Know your bees (and what's not a bee)

Many people treat bees, wasps and hornets as interchangeable. Bees are fuzzy pollinators that can sting only once. Common bees include honey bees, bumble bees, and carpenter bees.

Wasps are not fuzzy, and therefore not as effective as pollinators. They prey on insects and can be more aggressive than bees. The only wasps that sting are females, but they can sting multiple times.

Hornets are a sub-species of wasp native to North America. They too can sting multiple times and are known for being the most aggressive of the three. Again, they are not the most effective pollinators.

Bees, wasps, and your backyard

If you've noticed an uptick in the number of bees or wasps on you property it's not necessarily a bad thing. If their numbers are low and you're not concerned about anyone's safety you may decide to leave them be. The bees and wasps will help you by pollinating your flowers, eating surplus insects, and leaving you well alone.

Some ways you can keep your backyard bees healthy include not using pesticides on your lawn or garden.

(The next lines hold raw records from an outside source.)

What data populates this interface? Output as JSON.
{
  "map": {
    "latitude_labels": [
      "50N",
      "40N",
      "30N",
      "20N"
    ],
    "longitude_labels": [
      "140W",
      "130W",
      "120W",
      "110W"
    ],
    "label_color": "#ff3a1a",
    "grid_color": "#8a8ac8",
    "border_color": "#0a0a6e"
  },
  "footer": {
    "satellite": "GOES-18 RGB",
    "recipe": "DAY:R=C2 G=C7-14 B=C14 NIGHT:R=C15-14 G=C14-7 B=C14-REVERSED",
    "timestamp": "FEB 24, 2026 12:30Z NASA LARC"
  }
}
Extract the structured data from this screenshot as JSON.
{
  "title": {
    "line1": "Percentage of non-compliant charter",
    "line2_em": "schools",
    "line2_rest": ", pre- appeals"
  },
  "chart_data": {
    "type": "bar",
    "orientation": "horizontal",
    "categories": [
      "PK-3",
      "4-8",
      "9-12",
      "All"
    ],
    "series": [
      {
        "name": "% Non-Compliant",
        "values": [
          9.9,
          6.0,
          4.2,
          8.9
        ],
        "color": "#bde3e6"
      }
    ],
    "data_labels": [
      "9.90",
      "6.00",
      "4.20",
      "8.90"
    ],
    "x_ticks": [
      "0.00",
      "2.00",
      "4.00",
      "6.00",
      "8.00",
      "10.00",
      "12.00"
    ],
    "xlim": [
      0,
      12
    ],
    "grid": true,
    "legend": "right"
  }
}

You could also plant more flowers and let your wildflowers grow freely to provide an extra nectar source for the local bees.

Too much of a good thing

If the bees in your yard have grown high in number, are becoming aggressive, or you are worried for the safety of your family (bee sting allergies can be life-threatening) then it might be time to take action.

To avoid becoming part of the problem of declining populations, call in a professional. Some pest control companies still use killing the bees as a solution. But there are companies that are more proactive and attempt to coax away bees and relocate them. Seek out no-kill pest control companies for help.

Your local beekeeper is also an unexpendable resource when it comes to learning what to do about bees. Many beekeepers will even relocate the bees to commercial honey-making hives.

With a bit of research and careful behavior, cohabiting with bees can be beneficial for us and for the little bugs that make our honey.